The study, which focused on 110 restaurant chains across four categories, including fine dining, casual dining, fast casual and quick service, found that fine dining and casual restaurants are the most likely segments to experience additional and potentially dramatic decreases in earnings, cash and returns this year, said Andy Everbusch, a managing director at AlixPartners and leader of the firm’s restaurant and foodservices division. New York-based AlixPartners specializes in improving corporate financials and operational performance.

“While certainly there are healthy companies in every restaurant category, our analysis suggests that without aggressive intervention, up to 40 percent of chains face the possibility of a severe liquidity crisis, which could mean failure within a year,” Everbusch said. “And if things worsen in the economy, that timeline could shrink to just a few months for many chains. Overall, we found declining growth rates and declining same-store sales in all four sectors, as well as declining EBITDA in three of the four sectors, with only quick serve bucking the trend.”

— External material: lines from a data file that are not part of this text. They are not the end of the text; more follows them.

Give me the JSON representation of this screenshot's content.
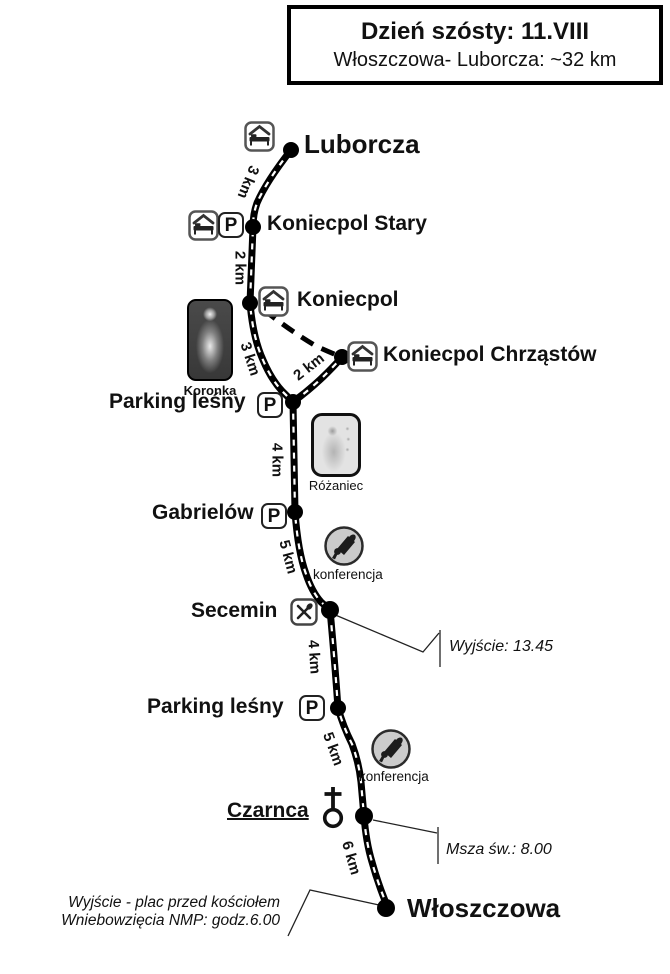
{
  "header": {
    "box_title": "Dzień szósty: 11.VIII",
    "box_subtitle": "Włoszczowa- Luborcza: ~32 km"
  },
  "stops": {
    "luborcza": {
      "label": "Luborcza"
    },
    "koniecpol_stary": {
      "label": "Koniecpol Stary"
    },
    "koniecpol": {
      "label": "Koniecpol"
    },
    "koniecpol_chrzastow": {
      "label": "Koniecpol Chrząstów"
    },
    "parking_lesny_1": {
      "label": "Parking leśny"
    },
    "gabrielow": {
      "label": "Gabrielów"
    },
    "secemin": {
      "label": "Secemin"
    },
    "parking_lesny_2": {
      "label": "Parking leśny"
    },
    "czarnca": {
      "label": "Czarnca"
    },
    "wloszczowa": {
      "label": "Włoszczowa"
    }
  },
  "distances": {
    "luborcza_koniecpol_stary": "3 km",
    "koniecpol_stary_koniecpol": "2 km",
    "koniecpol_parking_lesny": "3 km",
    "chrzastow_parking_lesny": "2 km",
    "parking_lesny_gabrielow": "4 km",
    "gabrielow_secemin": "5 km",
    "secemin_parking_lesny_2": "4 km",
    "parking_lesny_2_czarnca": "5 km",
    "czarnca_wloszczowa": "6 km"
  },
  "poi": {
    "parking_symbol": "P",
    "koronka_caption": "Koronka",
    "rozaniec_caption": "Różaniec",
    "konferencja_caption_1": "konferencja",
    "konferencja_caption_2": "konferencja"
  },
  "annotations": {
    "secemin_departure": "Wyjście: 13.45",
    "czarnca_mass": "Msza św.: 8.00",
    "start_note_line1": "Wyjście - plac przed kościołem",
    "start_note_line2": "Wniebowzięcia NMP: godz.6.00"
  },
  "colors": {
    "route": "#000000",
    "route_center_dash": "#ffffff",
    "background": "#ffffff",
    "icon_border": "#555555",
    "konferencja_fill": "#cbcbcb"
  }
}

The study also determined that the debt-to-equity ratio for chains has increased to 1.38, from 0.68 in 2006. At the same time, cash levels have dropped at a rate of 6.5 percent annually since 2004.

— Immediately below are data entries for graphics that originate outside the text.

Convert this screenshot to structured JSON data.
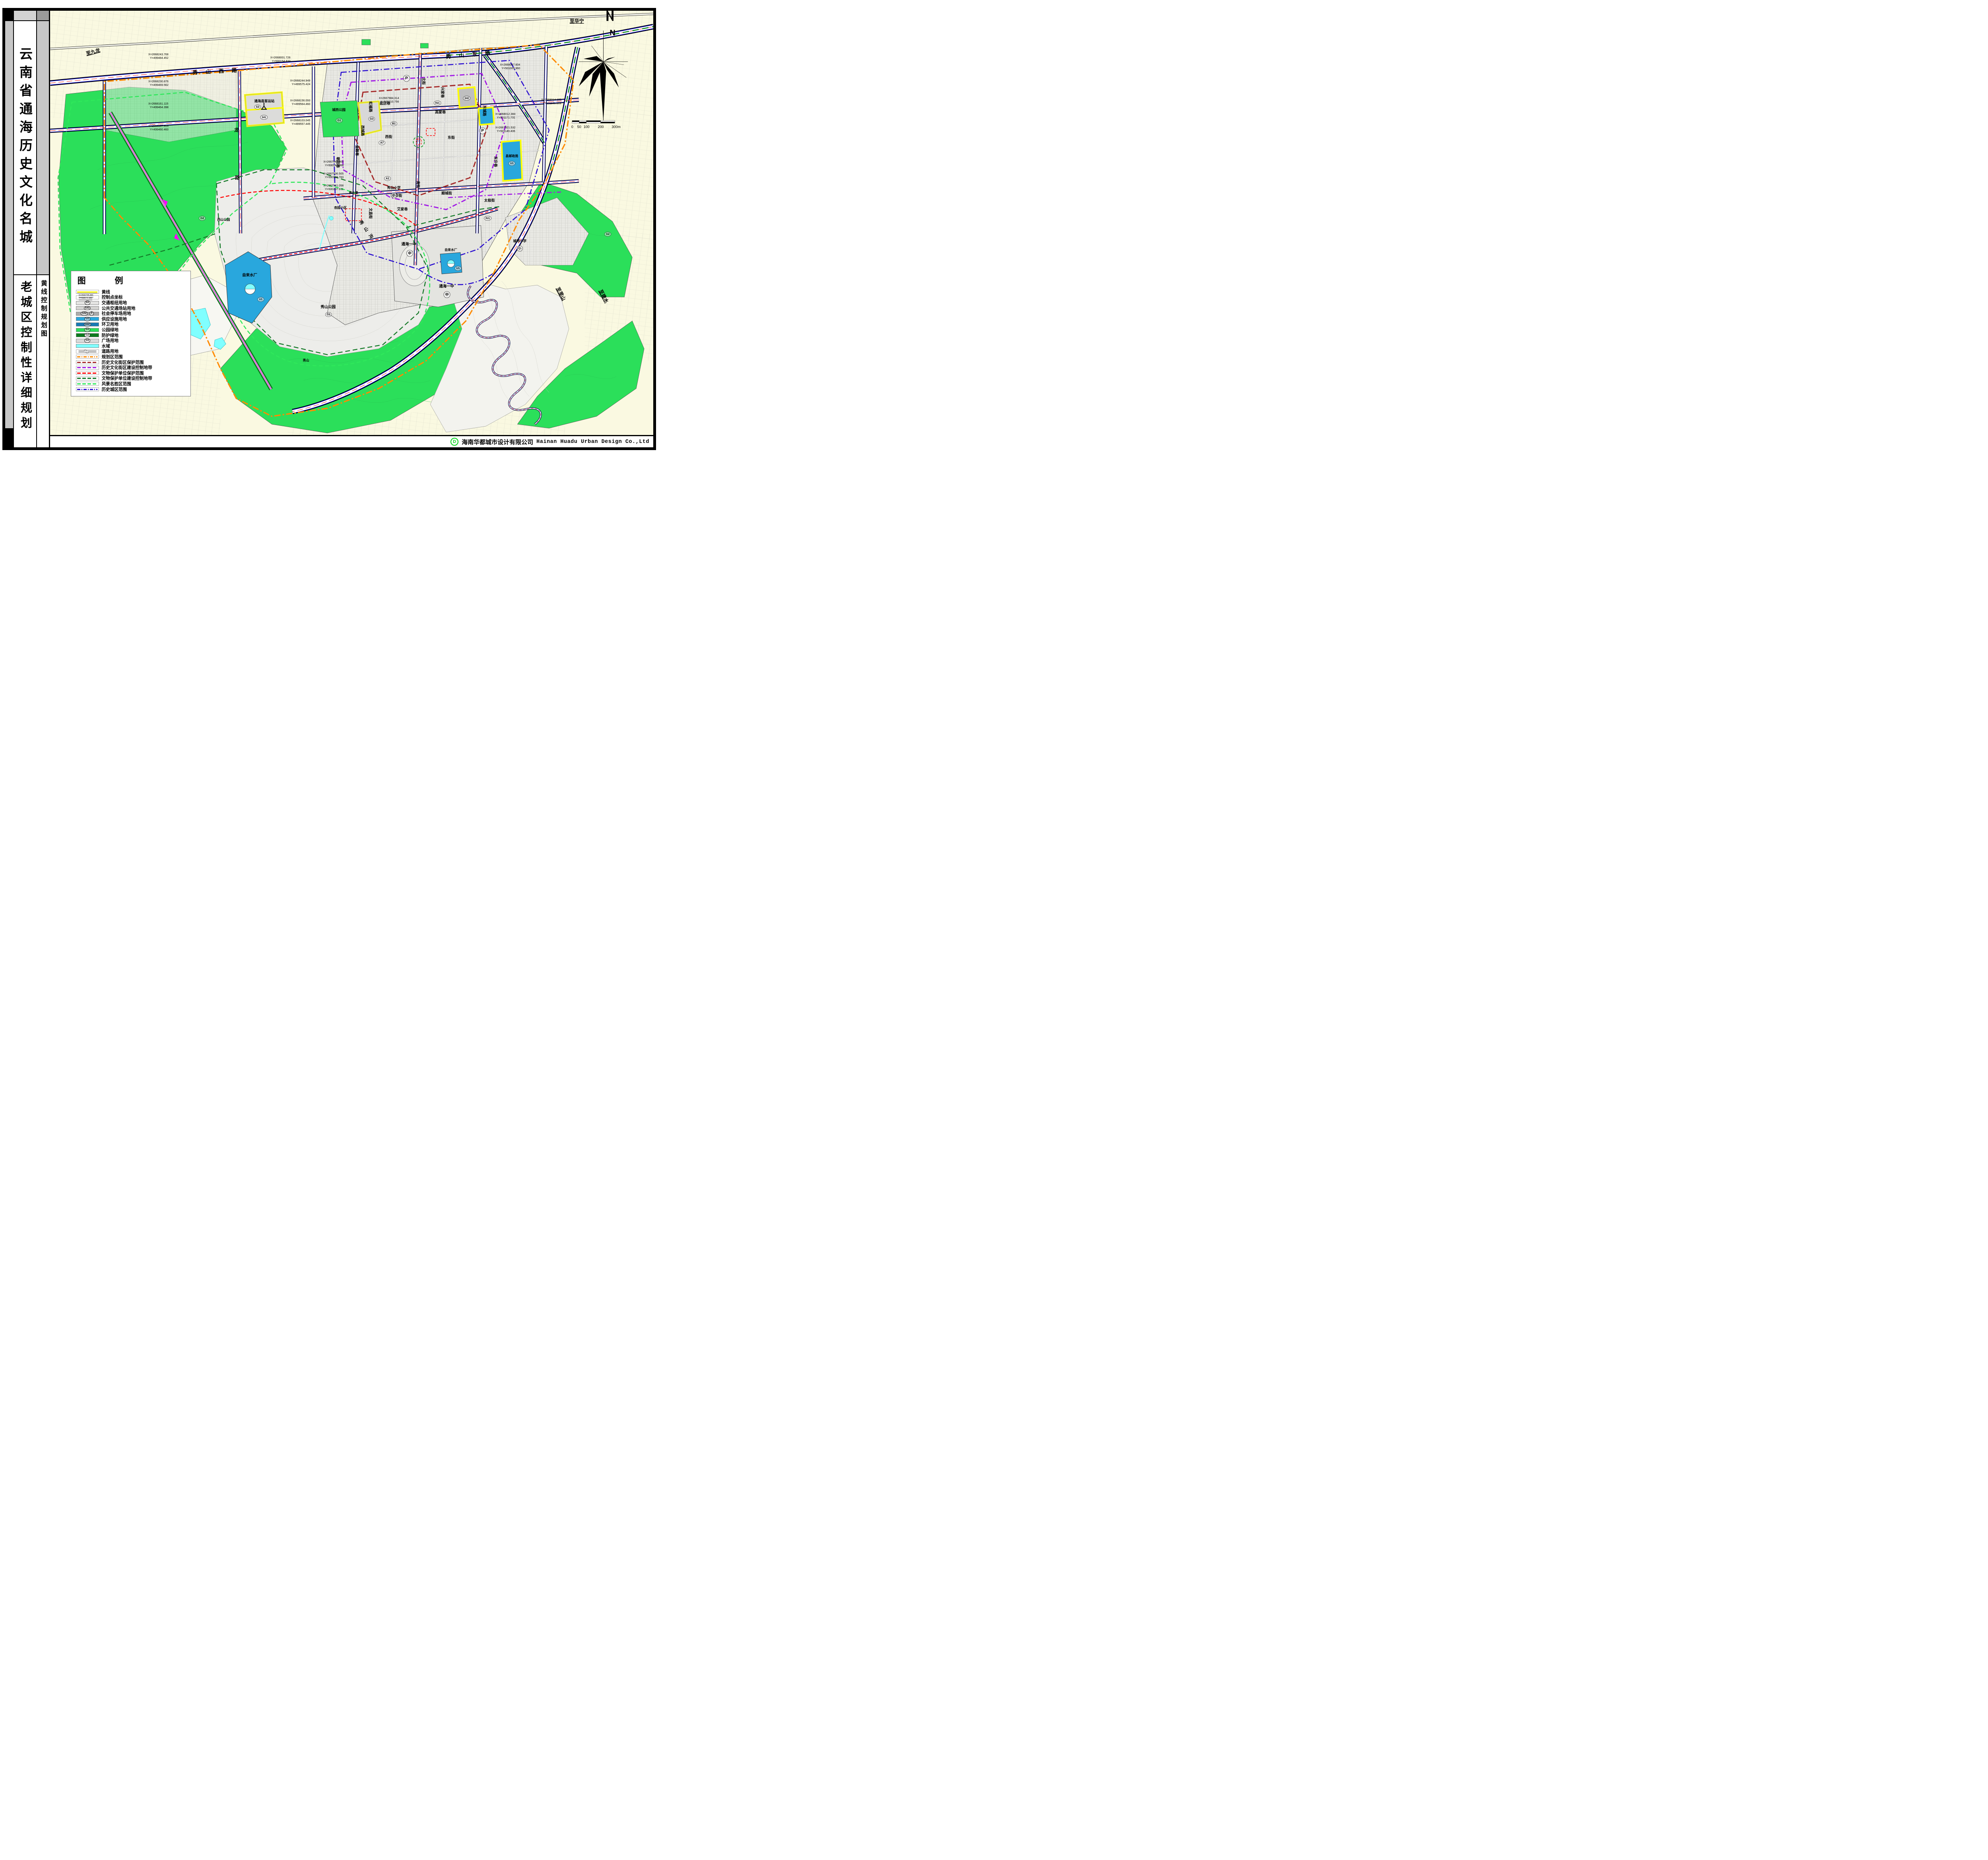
{
  "sidebar": {
    "title_main": "云南省通海历史文化名城",
    "title_sub": "老城区控制性详细规划",
    "map_sheet_title": "黄线控制规划图"
  },
  "legend": {
    "title": "图　例",
    "items": [
      {
        "label": "黄线",
        "kind": "line",
        "color": "#FFFF00"
      },
      {
        "label": "控制点坐标",
        "kind": "coord",
        "x": "X=2666795.881",
        "y": "Y=498570.389"
      },
      {
        "label": "交通枢纽用地",
        "kind": "fill",
        "code": "S3",
        "color": "#E3E3E1"
      },
      {
        "label": "公共交通场站用地",
        "kind": "fill",
        "code": "S41",
        "color": "#D2D2D0"
      },
      {
        "label": "社会停车场用地",
        "kind": "fill",
        "code": "S42",
        "color": "#ABABAB",
        "extra": "P"
      },
      {
        "label": "供应设施用地",
        "kind": "fill",
        "code": "U1",
        "color": "#29A7DD"
      },
      {
        "label": "环卫用地",
        "kind": "fill",
        "code": "U22",
        "color": "#1879B4"
      },
      {
        "label": "公园绿地",
        "kind": "fill",
        "code": "G1",
        "color": "#2BDF5A"
      },
      {
        "label": "防护绿地",
        "kind": "fill",
        "code": "G2",
        "color": "#0C7A1E"
      },
      {
        "label": "广场用地",
        "kind": "fill",
        "code": "G3",
        "color": "#D9D9D9"
      },
      {
        "label": "水域",
        "kind": "fill",
        "code": "",
        "color": "#80FFFF"
      },
      {
        "label": "道路用地",
        "kind": "road",
        "color": "#FFFFFF"
      },
      {
        "label": "规划区范围",
        "kind": "dashdot",
        "color": "#FF8A00"
      },
      {
        "label": "历史文化街区保护范围",
        "kind": "dash",
        "color": "#A52A2A"
      },
      {
        "label": "历史文化街区建设控制地带",
        "kind": "dash",
        "color": "#A21AE6"
      },
      {
        "label": "文物保护单位保护范围",
        "kind": "dash",
        "color": "#FF0000"
      },
      {
        "label": "文物保护单位建设控制地带",
        "kind": "dash",
        "color": "#157A28"
      },
      {
        "label": "风景名胜区范围",
        "kind": "dash",
        "color": "#2FE85B"
      },
      {
        "label": "历史城区范围",
        "kind": "dashdot",
        "color": "#2B0FD0"
      }
    ]
  },
  "footer": {
    "logo": "D",
    "company_cn": "海南华都城市设计有限公司",
    "company_en": "Hainan Huadu Urban Design Co.,Ltd"
  },
  "compass": {
    "label": "N"
  },
  "scalebar": {
    "labels": [
      "0",
      "50",
      "100",
      "200",
      "300m"
    ]
  },
  "map": {
    "edge_labels": [
      {
        "text": "至九龙"
      },
      {
        "text": "至华宁"
      },
      {
        "text": "至里山"
      },
      {
        "text": "至建水"
      }
    ],
    "road_names": [
      {
        "text": "秀山西路"
      },
      {
        "text": "秀山东路"
      },
      {
        "text": "龙"
      },
      {
        "text": "路"
      }
    ],
    "streets": [
      {
        "text": "北街"
      },
      {
        "text": "南街"
      },
      {
        "text": "东街"
      },
      {
        "text": "西街"
      },
      {
        "text": "文昌街"
      },
      {
        "text": "新市街"
      },
      {
        "text": "顺城街"
      },
      {
        "text": "太极街"
      },
      {
        "text": "兴家巷"
      },
      {
        "text": "高家巷"
      },
      {
        "text": "盐店巷"
      },
      {
        "text": "朝阳巷"
      },
      {
        "text": "金融巷"
      },
      {
        "text": "虹福路"
      },
      {
        "text": "东升巷"
      },
      {
        "text": "东城路"
      },
      {
        "text": "西城路"
      },
      {
        "text": "艾家巷"
      }
    ],
    "places": [
      {
        "text": "通海县客运站"
      },
      {
        "text": "城西公园"
      },
      {
        "text": "杏园小区"
      },
      {
        "text": "商业楼"
      },
      {
        "text": "通海一中"
      },
      {
        "text": "通海一中"
      },
      {
        "text": "自来水厂"
      },
      {
        "text": "自来水厂"
      },
      {
        "text": "县邮政局"
      },
      {
        "text": "城郊小学"
      },
      {
        "text": "西山公园"
      },
      {
        "text": "秀山公园"
      },
      {
        "text": "秀山沟"
      },
      {
        "text": "秀山"
      },
      {
        "text": "秀山小学"
      }
    ],
    "badges": [
      {
        "text": "P"
      },
      {
        "text": "P"
      },
      {
        "text": "中"
      },
      {
        "text": "中"
      },
      {
        "text": "小"
      },
      {
        "text": "小"
      },
      {
        "text": "G1"
      },
      {
        "text": "G1"
      },
      {
        "text": "G2"
      },
      {
        "text": "G2"
      },
      {
        "text": "R21"
      },
      {
        "text": "R21"
      },
      {
        "text": "B1"
      },
      {
        "text": "A7"
      },
      {
        "text": "A1"
      },
      {
        "text": "U1"
      },
      {
        "text": "U1"
      },
      {
        "text": "S3"
      },
      {
        "text": "S41"
      },
      {
        "text": "S42"
      },
      {
        "text": "G3"
      },
      {
        "text": "U1"
      }
    ],
    "coordinates": [
      {
        "x": "X=2668243.768",
        "y": "Y=499484.452"
      },
      {
        "x": "X=2668230.876",
        "y": "Y=499469.562"
      },
      {
        "x": "X=2668161.115",
        "y": "Y=499464.398"
      },
      {
        "x": "X=2668107.913",
        "y": "Y=499460.460"
      },
      {
        "x": "X=2668244.949",
        "y": "Y=499575.424"
      },
      {
        "x": "X=2668156.093",
        "y": "Y=499564.460"
      },
      {
        "x": "X=2668103.045",
        "y": "Y=499557.445"
      },
      {
        "x": "X=2667946.000",
        "y": "Y=500147.068"
      },
      {
        "x": "X=2667936.505",
        "y": "Y=500198.783"
      },
      {
        "x": "X=2667941.058",
        "y": "Y=500207.911"
      },
      {
        "x": "X=2668001.726",
        "y": "Y=500154.833"
      },
      {
        "x": "X=2667984.314",
        "y": "Y=500210.756"
      },
      {
        "x": "X=2668067.604",
        "y": "Y=501009.960"
      },
      {
        "x": "X=2668012.384",
        "y": "Y=501171.731"
      },
      {
        "x": "X=2667921.532",
        "y": "Y=501149.406"
      },
      {
        "x": "X=2668014.185",
        "y": "Y=501181.109"
      }
    ]
  }
}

Adam Werner, a director at AlixPartners, said that in order for restaurant companies to remain solvent during the current crisis, they must keep all costs in check.

 “Just as lean production has saved billions of dollars for leading manufacturing companies, our research and experience in the field shows that restaurants could also benefit greatly from the application of similar techniques, such as minimizing energy and water use, optimizing labor schedules and controlling waste and inventory levels with improved demand forecasts,” he said. “When combined with proven techniques in supply-chain and real-estate management, this could amount to savings of at least 15 percent against current costs.”

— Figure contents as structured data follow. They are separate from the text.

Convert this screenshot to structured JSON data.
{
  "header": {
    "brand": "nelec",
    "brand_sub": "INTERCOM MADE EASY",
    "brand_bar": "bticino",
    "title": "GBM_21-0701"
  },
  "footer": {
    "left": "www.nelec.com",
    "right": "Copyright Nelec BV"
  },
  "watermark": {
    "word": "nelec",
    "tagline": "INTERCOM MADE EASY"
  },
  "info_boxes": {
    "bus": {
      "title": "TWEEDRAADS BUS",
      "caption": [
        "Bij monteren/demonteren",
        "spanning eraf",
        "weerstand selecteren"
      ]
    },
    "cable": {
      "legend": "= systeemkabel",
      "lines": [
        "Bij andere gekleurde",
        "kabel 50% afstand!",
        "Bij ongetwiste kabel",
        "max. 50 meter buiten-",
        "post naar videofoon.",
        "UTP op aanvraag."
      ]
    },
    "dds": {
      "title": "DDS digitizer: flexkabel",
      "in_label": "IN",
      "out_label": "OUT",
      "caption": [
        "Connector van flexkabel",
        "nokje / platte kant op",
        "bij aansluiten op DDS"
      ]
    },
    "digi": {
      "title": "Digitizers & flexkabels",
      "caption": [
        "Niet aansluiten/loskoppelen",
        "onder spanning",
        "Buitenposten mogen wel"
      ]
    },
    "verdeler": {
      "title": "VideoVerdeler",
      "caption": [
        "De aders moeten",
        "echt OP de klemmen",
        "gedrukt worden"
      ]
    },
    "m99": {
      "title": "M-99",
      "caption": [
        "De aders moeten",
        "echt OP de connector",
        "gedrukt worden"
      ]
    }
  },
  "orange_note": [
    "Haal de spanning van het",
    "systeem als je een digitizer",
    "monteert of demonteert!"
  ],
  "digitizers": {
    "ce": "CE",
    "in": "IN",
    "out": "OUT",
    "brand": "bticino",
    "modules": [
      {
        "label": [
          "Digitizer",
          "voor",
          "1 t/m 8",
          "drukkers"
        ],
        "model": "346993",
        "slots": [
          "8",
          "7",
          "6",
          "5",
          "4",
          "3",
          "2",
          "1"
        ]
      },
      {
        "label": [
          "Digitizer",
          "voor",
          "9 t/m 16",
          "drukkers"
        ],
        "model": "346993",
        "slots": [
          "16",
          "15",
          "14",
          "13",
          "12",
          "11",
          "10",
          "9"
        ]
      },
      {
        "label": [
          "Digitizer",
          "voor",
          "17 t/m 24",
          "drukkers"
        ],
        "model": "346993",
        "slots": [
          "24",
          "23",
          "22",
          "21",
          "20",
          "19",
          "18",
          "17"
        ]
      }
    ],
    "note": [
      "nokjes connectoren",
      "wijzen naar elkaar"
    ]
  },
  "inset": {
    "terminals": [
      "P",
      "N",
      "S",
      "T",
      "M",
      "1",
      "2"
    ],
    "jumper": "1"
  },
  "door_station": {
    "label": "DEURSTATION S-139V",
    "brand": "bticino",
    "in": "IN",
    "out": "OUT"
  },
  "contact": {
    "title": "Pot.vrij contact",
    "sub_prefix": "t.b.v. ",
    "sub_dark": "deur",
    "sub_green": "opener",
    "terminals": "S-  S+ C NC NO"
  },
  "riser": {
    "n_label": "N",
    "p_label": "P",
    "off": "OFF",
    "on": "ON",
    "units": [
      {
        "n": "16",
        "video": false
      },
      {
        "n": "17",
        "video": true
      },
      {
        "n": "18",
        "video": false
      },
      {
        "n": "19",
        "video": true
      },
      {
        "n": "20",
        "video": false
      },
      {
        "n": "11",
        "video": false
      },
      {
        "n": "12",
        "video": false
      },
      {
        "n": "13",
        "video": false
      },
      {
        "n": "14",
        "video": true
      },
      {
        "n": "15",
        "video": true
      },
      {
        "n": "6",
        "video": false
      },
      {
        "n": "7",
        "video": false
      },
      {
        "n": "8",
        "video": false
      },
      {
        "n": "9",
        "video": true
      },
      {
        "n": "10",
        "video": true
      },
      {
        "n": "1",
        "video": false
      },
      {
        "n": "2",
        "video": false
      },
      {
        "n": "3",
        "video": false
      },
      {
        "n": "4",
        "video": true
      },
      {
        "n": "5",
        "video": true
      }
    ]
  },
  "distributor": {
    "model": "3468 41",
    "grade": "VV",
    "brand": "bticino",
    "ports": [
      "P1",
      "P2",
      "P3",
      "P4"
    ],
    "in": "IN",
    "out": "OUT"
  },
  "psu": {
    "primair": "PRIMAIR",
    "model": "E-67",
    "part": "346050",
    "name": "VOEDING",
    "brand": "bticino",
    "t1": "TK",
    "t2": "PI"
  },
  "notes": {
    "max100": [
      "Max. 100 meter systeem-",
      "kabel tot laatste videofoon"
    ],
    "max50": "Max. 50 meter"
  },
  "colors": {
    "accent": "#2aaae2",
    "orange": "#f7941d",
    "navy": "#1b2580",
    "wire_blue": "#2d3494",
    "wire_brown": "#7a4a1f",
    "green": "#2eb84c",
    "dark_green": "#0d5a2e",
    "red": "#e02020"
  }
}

 Adam Fless, author of the study, noted that now is the time for operators to rethink the way a meal is served in their restaurants.

 “The main concern, whether it’s a chain of quick-service restaurants or fine-dining establishments, has primarily been with the quality of the food, its presentation and so on,” he said. “However, in today’s environment, ‘the meal’ needs to be rethought. It needs to be looked at not just as a consumer experience, but also very much as a product, a product that needs to be optimally produced, sourced and delivered. To do any less is, really, to shortchange today’s budget-conscious consumer.”